وَ أَمَّا عَادٌ فَأُهْلِكُوْا بِرِيْحٍ صَرْصَرٍ عَاتِيَةٍ. سَخَّرَهَا عَلَيْهِمْ سَبْعَ لَيَالٍ وَ ثَمَانِيَةَ أَيَّامٍ حُسُوْمًا

Adapun kaum ‘Ād maka mereka telah dibinasakan dengan angin yang sangat dingin lagi amat kencang, yang Allah menimpakan angin itu kepada mereka selama tujuh malam dan delapan hari terus menerus

(Qs. al-Ḥāqqah [69]: 6-7).

Penjelasan Syaikh r.h. mengenai hal ini telah berlalu saat menerangkan tafsir firman Allah: (فَأَرْسَلْنَا عَلَيْهِمْ رِيْحًا صَرْصَرًا فِيْ أَيَّامٍ نَّحِسَاتٍ) “Maka Kami meniupkan angin yang amat gemuruh kepada mereka dalam beberapa hari yang sial” (Qs.
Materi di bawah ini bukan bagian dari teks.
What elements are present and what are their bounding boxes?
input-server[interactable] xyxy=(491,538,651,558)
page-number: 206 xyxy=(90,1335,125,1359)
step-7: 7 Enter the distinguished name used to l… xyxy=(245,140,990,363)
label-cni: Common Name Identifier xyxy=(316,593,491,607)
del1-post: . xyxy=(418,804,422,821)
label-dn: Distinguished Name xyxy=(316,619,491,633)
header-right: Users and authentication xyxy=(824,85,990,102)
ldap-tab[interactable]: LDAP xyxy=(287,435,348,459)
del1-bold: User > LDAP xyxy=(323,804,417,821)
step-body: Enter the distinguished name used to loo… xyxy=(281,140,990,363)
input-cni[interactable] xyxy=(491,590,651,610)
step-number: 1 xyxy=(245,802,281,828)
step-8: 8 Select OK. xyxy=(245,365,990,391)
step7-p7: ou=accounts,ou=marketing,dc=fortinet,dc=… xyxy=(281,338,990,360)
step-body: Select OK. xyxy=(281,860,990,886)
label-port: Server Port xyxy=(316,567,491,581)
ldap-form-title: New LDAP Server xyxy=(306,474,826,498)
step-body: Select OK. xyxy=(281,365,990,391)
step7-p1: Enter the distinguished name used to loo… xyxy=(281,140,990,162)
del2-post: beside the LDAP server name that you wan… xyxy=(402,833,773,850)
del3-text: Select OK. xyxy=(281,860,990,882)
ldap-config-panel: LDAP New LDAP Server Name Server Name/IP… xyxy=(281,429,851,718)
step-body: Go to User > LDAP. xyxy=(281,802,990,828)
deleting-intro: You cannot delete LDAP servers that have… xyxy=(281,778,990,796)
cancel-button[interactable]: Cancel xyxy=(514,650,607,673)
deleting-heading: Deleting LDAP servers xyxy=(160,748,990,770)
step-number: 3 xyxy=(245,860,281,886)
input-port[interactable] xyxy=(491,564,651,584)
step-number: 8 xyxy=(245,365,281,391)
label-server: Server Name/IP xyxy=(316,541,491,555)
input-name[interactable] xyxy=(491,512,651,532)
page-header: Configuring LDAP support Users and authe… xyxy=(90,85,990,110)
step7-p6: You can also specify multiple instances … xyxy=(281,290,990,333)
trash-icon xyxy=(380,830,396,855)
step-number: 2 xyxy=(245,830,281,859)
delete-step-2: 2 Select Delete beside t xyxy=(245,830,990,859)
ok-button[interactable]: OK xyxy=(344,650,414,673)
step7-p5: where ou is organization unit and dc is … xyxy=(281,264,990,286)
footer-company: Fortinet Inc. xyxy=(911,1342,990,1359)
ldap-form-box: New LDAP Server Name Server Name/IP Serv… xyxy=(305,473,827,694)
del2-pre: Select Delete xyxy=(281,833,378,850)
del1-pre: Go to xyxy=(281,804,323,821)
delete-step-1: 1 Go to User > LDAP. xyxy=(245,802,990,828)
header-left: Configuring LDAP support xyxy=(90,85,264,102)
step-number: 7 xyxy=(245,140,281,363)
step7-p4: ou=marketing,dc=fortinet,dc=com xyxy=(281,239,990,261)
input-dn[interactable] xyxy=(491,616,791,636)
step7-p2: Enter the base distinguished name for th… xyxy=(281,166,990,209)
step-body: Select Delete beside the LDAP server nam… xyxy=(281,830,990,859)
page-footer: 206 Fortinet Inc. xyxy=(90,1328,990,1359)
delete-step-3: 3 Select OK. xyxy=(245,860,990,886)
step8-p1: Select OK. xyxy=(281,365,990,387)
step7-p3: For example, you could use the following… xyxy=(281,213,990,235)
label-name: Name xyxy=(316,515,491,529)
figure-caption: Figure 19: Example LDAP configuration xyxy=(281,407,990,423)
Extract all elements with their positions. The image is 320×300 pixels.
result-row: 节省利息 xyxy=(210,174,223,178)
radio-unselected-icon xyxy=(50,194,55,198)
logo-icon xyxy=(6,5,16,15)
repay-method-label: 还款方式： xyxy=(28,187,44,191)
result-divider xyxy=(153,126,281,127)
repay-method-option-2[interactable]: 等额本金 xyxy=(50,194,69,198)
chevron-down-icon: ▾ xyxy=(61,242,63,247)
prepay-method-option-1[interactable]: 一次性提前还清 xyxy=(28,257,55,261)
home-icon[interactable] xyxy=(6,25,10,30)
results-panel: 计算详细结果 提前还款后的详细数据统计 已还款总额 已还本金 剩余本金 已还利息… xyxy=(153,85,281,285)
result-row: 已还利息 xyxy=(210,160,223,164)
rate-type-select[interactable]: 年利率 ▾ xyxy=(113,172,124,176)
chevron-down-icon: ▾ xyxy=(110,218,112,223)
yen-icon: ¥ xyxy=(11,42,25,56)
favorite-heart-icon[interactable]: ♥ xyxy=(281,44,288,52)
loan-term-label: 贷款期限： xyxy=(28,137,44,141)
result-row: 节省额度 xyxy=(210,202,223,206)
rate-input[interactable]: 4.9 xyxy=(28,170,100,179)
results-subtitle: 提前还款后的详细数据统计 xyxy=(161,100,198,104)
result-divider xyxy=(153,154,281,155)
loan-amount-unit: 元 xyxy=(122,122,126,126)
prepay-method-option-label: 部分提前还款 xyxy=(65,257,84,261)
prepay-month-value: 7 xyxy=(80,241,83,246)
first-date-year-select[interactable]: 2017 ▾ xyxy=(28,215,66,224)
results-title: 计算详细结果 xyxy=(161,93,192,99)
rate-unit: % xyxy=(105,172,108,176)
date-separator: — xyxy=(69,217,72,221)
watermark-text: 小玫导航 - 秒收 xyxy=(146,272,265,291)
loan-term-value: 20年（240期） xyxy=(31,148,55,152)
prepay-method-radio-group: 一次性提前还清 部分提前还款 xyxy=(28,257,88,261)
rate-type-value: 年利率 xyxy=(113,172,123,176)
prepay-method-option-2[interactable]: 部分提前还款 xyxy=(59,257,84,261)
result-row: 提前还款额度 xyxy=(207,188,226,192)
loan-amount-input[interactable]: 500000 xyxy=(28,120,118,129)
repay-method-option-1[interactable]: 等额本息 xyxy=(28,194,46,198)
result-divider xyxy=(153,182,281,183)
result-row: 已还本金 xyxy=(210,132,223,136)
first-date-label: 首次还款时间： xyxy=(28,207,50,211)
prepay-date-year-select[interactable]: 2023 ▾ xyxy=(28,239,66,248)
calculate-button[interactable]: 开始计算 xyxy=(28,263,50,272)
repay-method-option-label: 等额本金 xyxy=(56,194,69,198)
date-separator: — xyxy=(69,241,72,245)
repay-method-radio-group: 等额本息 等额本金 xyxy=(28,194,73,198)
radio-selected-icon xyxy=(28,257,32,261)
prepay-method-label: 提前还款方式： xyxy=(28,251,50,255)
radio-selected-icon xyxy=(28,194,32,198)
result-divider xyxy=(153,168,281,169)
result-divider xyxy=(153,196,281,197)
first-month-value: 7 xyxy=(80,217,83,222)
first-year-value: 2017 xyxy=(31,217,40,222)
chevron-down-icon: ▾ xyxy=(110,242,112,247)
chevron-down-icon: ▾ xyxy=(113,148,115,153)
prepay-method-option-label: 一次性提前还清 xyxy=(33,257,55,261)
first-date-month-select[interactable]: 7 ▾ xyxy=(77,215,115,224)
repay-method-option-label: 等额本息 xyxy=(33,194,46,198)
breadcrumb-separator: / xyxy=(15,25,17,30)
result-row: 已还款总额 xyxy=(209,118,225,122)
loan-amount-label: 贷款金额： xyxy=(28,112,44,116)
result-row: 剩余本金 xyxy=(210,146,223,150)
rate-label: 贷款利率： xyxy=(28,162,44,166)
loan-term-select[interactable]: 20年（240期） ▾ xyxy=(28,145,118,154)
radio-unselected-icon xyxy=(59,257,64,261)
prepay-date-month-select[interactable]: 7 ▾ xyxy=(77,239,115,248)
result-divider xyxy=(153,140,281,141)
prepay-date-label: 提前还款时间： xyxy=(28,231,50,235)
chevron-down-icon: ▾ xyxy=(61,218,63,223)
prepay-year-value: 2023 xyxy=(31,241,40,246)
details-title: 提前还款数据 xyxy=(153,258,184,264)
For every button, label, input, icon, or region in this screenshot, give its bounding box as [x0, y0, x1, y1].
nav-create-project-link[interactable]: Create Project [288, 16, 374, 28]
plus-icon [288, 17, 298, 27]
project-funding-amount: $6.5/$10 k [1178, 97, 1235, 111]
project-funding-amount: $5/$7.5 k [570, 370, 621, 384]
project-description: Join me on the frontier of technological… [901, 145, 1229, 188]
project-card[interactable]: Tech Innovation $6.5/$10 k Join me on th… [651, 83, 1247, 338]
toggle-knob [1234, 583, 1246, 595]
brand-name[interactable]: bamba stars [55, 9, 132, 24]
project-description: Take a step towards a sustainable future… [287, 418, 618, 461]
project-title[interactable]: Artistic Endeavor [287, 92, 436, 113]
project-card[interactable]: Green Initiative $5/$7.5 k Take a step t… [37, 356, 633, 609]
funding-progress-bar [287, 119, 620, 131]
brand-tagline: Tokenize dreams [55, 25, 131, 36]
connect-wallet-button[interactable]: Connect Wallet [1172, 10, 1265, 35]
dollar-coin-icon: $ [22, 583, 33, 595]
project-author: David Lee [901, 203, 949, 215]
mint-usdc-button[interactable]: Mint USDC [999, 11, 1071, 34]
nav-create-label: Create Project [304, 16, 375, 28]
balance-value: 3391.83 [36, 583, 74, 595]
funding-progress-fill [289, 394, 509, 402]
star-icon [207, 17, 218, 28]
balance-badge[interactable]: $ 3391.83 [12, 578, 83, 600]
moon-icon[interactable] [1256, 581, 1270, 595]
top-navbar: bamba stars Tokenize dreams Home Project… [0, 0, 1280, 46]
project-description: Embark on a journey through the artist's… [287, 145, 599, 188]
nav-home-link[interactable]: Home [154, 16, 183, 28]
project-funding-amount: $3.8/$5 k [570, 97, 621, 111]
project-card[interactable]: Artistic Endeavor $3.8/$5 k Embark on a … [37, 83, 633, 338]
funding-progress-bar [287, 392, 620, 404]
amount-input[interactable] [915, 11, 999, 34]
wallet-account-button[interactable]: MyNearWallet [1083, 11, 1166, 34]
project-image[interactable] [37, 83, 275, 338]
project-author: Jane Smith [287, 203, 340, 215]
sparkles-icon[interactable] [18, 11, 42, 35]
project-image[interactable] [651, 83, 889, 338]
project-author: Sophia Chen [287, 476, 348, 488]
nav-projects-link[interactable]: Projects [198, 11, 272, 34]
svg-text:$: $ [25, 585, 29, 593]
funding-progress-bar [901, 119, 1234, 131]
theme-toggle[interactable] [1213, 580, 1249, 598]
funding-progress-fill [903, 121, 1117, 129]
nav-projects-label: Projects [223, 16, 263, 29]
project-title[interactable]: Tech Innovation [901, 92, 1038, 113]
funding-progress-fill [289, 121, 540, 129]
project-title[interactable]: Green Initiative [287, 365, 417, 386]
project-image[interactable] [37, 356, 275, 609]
Fushshilat [41]: 16) dan penjelasan secara terperinci mengenai cara pembinasaan kaum ‘Ād dan Tsamūd dalam ayat ini menjadi penjelasan terhadap keglobalan yang terdapat dalam firman Allah: (فَصَبَّ عَلَيْهِمْ رَبُّكَ سَوْطَ عَذَابٍ) “Karena itu Tuhanmu menimpakan kepada mereka cemeti ‘adzab.” (Qs. al-Fajr [89]: 13).

Firman Allah s.w.t.

وَ جَاءَ فِرْعَوْنُ وَ مَنْ قَبْلَهُ وَ الْمُؤْتَفِكَاتُ بِالْخَاطِئَةِ.

Dan telah datang Fir‘aun dan orang-orang yang sebelumnya dan (penduduk) negeri-negeri yang dijungkirbalikkan karena kesalahan yang besar.

(Qs. al-Ḥāqqah [69]: 9).

Lafazh al-mu’tafikāt ya‘ni al-munqalibāt (dibolakbalikkan), yaitu negeri-negeri kaum Lūth.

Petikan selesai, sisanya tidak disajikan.